Et que l’on ne dise pas qu’il n’eût dépendu que de lui d’éviter l’écueil ! Non, c’est justement là le malheur; et l’écueil est de ceux, quand une fois on a commis l’imprudence d’y gouverner, qu’il ne dépend plus de personne d’éviter. Ce que l’on apprend de plus clair, à consulter les « notes » qu’un grand écrivain a laissées, c’est trop souvent à ne plus sentir le prix de ce qu’il a lui-même achevé. Les Sermons de Bossuet ne nous ont presque servi qu’à nous rendre insensibles à tout ce que les Oraisons funèbres ont de beautés par-dessus celles des Sermons.

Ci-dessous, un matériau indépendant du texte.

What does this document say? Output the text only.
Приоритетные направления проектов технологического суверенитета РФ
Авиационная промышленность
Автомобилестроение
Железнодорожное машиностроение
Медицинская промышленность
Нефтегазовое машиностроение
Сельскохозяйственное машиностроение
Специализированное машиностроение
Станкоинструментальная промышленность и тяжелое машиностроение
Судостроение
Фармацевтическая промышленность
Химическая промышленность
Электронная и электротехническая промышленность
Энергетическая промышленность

Pareillement, quand la critique ne se propose plus de plus noble ambition que de « renouveler » les sujets à force de « documens inédits, » elle en arrive bientôt à ne plus discerner la valeur de ces documens, pourvu seulement qu’ils soient inédits. Omne ignotum pro magnifico est: tout ce qui n’est pas imprimé lui devient un chef-d’œuvre. Au milieu de ses « notes » elle perd le sentiment des ensembles, au milieu de ses « documens » le sentiment des rapports, et finalement le sentiment de l’art. Elle se fait invinciblement un système, de « préférer en tout les matériaux à l’œuvre, » comme disait Sainte-Beuve, « l’échafaudage au monument; » sa curiosité pervertie semble même devenir particulièrement sympathique aux manifestations de la sottise ; et ne trouvant déjà plus le bon Chapelain si ridicule, il faut espérer qu’elle se demandera quelque jour si Pradon n’est pas une victime de Racine qu’il serait temps enfin de venger de l’injuste indifférence de ses contemporains, — d’après des documens inédits.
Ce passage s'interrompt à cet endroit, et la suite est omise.